鈴音は手を膝の上へ戻すと神妙な面持ちで話し始めた。
「落ち着いて聞いてほしんだけど、たぶんこれから一週間、舞雪はあなたとピアノの練習をすることはできないわ」
弦真は、ひどく困惑しながらも鈴音に訪ねた。
「えっと、鈴音さん。それってどういう意味ですか?」
鈴音は、舞雪の癖と同じように、髪をくるくると遊びながら口を開いた。
「舞雪はもともと体の具合が良くなかったの。でも、あなたからピアノを一緒にやろうって言われて乗り気になったのか、ここのところ毎日遅寝早起きが続いてしまっていたのね。昨日私が舞雪を呼びにきたのは、具合の悪い舞雪を病院へ連れて行くため。私がついていかないと、あの子意地でも自分じゃ行こうとしないもの」
鈴音はそう言って、世話のかかる妹を見るような穏やかな顔で微笑んだ。
だが、その優しい表情も一瞬のことだった。
「それで、昨日病院へ行ったらお医者さんに一週間は安静にしていろと言われたわ。
舞雪はかなり悔しがっていたけれど」
弦真は、鈴音の説明を聞いて大いに納得した。

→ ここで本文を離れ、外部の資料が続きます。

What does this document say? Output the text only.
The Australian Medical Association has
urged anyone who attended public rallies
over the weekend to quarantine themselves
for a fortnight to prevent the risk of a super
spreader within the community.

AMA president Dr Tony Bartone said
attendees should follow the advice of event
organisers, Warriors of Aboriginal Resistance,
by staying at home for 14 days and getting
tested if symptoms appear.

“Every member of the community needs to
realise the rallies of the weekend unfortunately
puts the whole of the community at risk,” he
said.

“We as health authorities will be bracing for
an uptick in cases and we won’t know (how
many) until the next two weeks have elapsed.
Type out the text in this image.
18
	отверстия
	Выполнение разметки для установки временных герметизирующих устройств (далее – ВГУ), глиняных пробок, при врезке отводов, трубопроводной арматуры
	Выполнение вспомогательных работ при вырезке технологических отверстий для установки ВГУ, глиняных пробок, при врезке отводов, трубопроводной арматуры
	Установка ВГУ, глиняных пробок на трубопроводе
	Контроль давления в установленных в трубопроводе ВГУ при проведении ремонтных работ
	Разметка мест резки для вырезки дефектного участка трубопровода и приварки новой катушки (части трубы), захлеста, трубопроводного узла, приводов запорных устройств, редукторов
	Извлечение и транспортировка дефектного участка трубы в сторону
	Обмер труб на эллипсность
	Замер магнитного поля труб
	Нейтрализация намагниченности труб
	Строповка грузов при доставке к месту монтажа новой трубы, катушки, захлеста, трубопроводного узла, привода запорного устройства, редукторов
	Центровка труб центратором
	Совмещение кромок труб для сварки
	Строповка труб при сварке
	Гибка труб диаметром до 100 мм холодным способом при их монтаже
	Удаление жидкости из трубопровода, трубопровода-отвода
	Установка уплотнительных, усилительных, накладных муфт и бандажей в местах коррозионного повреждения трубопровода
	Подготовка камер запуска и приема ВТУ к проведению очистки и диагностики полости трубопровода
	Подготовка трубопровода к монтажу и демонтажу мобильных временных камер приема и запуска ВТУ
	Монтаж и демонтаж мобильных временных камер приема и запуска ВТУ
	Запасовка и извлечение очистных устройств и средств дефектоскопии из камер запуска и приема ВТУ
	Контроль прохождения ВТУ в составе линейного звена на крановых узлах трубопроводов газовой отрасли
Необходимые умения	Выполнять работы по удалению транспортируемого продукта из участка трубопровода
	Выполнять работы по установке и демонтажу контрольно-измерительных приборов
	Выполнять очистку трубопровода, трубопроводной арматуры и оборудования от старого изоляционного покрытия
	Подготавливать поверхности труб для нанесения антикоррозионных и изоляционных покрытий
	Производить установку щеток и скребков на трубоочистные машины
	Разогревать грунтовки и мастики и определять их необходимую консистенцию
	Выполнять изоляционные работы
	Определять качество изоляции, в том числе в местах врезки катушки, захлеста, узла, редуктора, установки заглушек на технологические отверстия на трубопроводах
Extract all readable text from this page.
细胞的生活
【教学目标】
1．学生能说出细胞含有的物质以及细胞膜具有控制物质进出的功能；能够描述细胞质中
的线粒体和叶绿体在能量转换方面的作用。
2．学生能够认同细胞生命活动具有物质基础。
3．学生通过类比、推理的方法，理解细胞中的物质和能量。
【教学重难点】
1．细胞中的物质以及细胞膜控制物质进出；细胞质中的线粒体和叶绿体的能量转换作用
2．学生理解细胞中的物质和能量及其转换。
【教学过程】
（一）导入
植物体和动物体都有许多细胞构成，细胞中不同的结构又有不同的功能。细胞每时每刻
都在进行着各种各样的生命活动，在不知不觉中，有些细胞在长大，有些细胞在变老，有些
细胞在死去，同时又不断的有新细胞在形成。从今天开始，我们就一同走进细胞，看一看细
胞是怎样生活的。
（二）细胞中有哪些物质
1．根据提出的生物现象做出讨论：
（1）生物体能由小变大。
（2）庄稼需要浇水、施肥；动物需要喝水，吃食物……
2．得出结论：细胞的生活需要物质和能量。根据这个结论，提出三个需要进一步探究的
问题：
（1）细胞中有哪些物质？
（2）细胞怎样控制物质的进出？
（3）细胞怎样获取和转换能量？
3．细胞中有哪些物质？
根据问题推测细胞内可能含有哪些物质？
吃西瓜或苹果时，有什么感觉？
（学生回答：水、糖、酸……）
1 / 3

だから今日朝舞雪が来れなかったのか、と。
「い、命に別状はないんですよね?」
弦真が思いついた問いを恐る恐る口にするも、鈴音は首を縦に振った。
「ええ、その心配はないそうよ」
弦真はその答えを聞いてひどく安堵した。
しかし同時に、自分のせいで舞雪が体調を崩してしまったのだと思うと、やるせない気持ちに襲われた。
弦真はふと疑問に思ったことを鈴音に言った。
「話の腰を折るようで悪いんですけど、鈴音さんって僕のことどう思ってます?」
鈴音は弦真の発言を聞いて、少し頰を赤らめた。
「あ、いえその。変な意味とかじゃなくて。鈴音さんにとって小花衣は友達じゃないですか。友人が特に知らない誰かのせいで体調を崩したとかってなったら、すごく嫌だと思うんですよね。そういう意味で聞きました」
弦真は罰が悪くなって、早口でまくし立てた。
「ああ、そういうことね」
鈴音は弦真の補足の説明を聞いて、納得したように頷いた。
「そんなの、当然決まってるじゃない。弦真君のことは好きじゃないわ」
鈴音はそう言って、ふふっと笑った。
「でもね、舞雪があなたのことを楽しそうに話してる姿を見ちゃったら、舞雪の思いを無下にすることもできないじゃない」
鈴音はそう言って窓の外を眺めた。
「それに私的には舞雪が夢中になってるあなたのことをよく知りたいしね…」
鈴音の呟きは弦真の耳には届かなかった。
「それで、弦真君。これはわたしからのお願いなんだけど…」
そう言って、鈴音は再び神妙な面持ちで弦真に向かい合った。
「今日の放課後、私が病院へ行くのについてきてくれないかな。舞雪からは連れてくるなって言われてるんだけどね」
どうかな、と鈴音は弦真の目をしっかりと見て聞いてきた。
「行きます、行かせてください!」
弦真は間髪いれずにそういうと、鈴音は大きく頷いた。
「よし、決まりね。それじゃあ放課後ここで待っていてくれるかしら?」
お願いね、そう言い残して鈴音は音楽室を後にした。
弦真は一人、考えていた。
自分の中で、いつのまにか舞雪の存在が大きくなっていたこと。
それと、そんな舞雪を放って置けないと思っている自分がいること。
「だったら尚更、言って謝るしかないよな…」
弦真はそう呟くと、重い腰を持ち上げて、音楽室を出た。